Automorphisms of a certain digraph defined on the set of primes? [Edited] Define a digraph $P=(V,E)$ with $V$ equal to the set of prime numbers and an arrow from $p$ to $q$ if $p|q-1$ (definition motivated by Pratt's primality certificates).
Does $P$ indeed admit only the trivial automorphism (as seems reasonable to guess)? 
Edit:  In light of Gjergji Zaimi's heuristic suggesting a very large automorphism group, perhaps the better question asks what can one say, otherwise unconditionally, about hypothetical nontrivial automorphisms of $P$ and the permutations of ${\Bbb N}$ that they induce.
 A: I would expect this digraph to have a lot of automorphisms, but I cannot prove it unconditionally.
First, notice that $2$ is the only prime with no incoming edges. The primes which have incoming edges only from $2$ are the Fermat primes. You can keep going defining new collection of primes with incoming edges from a specific set of primes that were already considered.
Here is a conjecture: For any primes $2=p_1\le p_2 \le \cdots \le p_k$ there are infinitely many primes $q$ so that $q=1+p_1^{a_1}\cdots p_k^{a_k}$. (This seems like a reasonable conjecture generalizing the infinitude of Fermat primes.)
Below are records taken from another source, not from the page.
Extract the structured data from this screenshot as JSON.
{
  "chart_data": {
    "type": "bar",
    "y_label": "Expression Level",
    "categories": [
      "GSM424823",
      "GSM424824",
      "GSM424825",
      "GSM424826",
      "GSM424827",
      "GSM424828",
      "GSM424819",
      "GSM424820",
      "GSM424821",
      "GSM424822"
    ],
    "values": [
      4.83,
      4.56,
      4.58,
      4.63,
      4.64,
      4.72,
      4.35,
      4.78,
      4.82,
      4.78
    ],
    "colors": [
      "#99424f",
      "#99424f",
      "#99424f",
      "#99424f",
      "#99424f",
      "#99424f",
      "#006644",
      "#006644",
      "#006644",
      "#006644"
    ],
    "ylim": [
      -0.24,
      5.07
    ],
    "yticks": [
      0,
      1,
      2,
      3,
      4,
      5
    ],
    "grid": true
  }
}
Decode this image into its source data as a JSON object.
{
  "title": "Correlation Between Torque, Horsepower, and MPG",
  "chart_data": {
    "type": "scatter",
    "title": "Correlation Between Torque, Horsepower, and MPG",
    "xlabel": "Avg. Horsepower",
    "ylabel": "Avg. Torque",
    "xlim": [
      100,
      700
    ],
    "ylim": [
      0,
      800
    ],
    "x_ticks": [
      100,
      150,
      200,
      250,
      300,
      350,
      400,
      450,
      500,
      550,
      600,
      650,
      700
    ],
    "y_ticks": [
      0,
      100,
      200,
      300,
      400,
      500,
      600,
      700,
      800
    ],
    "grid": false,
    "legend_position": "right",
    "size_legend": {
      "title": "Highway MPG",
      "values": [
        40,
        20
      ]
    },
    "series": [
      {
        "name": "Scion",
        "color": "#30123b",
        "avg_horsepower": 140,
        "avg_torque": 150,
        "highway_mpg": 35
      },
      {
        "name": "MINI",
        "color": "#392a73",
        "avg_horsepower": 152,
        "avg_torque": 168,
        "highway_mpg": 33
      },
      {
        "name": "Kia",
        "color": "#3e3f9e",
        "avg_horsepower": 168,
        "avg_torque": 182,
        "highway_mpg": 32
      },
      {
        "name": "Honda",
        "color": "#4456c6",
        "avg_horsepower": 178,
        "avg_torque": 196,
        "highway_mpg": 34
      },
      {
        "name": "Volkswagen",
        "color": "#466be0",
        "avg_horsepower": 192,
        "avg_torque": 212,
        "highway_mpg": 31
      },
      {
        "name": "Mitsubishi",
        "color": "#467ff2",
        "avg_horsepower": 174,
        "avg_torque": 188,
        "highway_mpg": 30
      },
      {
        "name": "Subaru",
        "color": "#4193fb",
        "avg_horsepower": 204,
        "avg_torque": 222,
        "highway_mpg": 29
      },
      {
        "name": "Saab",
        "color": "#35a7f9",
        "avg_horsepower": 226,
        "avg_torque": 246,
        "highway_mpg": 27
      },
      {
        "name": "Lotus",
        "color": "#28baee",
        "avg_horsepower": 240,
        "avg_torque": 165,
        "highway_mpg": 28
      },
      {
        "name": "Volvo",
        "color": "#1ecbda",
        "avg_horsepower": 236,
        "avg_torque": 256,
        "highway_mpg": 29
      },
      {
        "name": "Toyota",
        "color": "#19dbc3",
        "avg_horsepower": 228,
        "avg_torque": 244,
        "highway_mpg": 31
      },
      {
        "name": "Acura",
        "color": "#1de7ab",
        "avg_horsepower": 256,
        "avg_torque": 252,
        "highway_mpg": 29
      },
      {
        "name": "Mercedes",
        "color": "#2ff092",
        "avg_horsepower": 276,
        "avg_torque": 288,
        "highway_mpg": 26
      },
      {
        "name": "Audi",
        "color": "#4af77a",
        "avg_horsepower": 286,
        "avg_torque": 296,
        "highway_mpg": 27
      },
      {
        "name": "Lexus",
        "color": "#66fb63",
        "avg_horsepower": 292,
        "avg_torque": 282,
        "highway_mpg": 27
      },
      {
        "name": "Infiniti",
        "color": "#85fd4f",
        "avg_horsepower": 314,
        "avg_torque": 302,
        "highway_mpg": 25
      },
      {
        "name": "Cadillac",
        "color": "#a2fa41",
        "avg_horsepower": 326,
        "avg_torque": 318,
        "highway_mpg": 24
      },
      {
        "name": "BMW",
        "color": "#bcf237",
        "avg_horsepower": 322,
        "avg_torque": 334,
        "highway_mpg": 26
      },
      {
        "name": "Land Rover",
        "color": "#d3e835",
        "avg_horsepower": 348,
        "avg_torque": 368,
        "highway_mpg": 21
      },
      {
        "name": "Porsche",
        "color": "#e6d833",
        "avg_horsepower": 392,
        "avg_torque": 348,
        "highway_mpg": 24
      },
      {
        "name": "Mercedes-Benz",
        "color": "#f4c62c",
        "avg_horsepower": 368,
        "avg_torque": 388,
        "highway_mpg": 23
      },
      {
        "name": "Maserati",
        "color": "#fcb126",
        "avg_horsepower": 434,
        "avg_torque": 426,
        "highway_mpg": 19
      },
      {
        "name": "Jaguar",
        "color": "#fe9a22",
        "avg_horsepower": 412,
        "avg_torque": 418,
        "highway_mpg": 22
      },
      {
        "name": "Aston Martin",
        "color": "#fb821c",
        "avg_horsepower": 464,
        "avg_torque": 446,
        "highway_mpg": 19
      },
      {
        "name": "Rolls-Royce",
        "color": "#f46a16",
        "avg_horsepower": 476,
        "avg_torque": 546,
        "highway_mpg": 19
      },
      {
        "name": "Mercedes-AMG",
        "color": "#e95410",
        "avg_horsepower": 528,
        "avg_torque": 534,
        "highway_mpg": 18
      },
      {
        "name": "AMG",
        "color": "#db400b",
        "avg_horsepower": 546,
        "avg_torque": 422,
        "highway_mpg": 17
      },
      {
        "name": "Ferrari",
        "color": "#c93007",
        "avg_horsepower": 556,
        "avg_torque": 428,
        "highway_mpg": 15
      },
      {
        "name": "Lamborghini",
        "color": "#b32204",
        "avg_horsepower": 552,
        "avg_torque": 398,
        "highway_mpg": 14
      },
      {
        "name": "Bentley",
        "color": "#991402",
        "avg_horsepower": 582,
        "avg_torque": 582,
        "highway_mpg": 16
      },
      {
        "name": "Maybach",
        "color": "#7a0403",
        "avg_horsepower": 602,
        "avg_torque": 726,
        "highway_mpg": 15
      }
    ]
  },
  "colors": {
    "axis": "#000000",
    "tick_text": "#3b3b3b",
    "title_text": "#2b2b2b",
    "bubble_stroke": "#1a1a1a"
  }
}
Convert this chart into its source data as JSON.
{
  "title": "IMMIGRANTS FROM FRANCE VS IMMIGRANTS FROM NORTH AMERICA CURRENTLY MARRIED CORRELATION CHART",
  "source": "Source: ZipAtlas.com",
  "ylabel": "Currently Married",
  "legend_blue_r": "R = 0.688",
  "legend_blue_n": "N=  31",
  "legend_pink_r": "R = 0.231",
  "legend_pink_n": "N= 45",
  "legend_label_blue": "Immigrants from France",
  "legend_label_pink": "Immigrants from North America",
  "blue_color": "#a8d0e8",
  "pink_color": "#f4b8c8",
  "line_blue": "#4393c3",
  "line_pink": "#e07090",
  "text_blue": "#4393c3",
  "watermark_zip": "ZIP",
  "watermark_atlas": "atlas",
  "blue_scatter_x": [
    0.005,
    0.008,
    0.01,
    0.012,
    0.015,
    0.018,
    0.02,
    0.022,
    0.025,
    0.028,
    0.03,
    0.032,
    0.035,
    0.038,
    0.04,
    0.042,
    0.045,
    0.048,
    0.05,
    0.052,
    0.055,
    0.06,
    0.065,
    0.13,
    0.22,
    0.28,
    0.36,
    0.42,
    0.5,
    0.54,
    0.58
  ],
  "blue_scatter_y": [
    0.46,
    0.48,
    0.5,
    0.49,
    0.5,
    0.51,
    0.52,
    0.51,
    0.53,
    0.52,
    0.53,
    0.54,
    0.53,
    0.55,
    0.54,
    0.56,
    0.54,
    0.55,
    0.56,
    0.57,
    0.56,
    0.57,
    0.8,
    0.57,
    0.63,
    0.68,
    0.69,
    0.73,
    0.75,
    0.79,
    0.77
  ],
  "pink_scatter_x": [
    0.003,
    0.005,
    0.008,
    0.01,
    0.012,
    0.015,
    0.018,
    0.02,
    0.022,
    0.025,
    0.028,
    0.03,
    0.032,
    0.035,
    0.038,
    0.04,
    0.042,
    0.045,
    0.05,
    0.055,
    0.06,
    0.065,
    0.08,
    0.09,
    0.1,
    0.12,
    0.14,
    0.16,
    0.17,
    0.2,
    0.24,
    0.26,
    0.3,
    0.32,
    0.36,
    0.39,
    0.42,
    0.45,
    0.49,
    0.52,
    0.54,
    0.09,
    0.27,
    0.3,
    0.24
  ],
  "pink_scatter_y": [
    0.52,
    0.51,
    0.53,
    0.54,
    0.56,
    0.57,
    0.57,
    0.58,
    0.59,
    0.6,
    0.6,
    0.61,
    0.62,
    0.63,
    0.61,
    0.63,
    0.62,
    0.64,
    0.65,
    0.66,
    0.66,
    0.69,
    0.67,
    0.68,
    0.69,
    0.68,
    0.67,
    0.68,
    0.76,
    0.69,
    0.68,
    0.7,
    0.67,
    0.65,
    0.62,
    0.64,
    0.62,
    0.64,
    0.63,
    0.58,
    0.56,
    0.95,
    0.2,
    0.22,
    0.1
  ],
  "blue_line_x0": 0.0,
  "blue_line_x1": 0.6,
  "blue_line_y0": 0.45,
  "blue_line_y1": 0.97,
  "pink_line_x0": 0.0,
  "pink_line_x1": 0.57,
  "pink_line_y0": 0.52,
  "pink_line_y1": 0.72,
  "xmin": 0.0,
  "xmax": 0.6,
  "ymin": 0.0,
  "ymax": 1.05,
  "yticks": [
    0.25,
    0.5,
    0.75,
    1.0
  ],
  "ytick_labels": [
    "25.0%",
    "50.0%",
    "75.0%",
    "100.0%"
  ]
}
Assuming this conjecture, for any collection of primes previously considered there is an infinite set of primes whose incoming edges come exactly from this set of primes. This implies that in this graph, for example, the Fermat primes can not be distinguished. But there are of course many more automorphisms.
I must say, however, that for all I know, there are only finitely many Fermat primes, or even better, for every set of primes $S$ there are only finitely many primes so that $q-1$ has $S$ as its set of prime factors. If, moreover, the number of such primes is distinct for ever $S$, then the graph turns out to be rigid (no automorphisms). But deciding unconditionally which is the case should be very hard.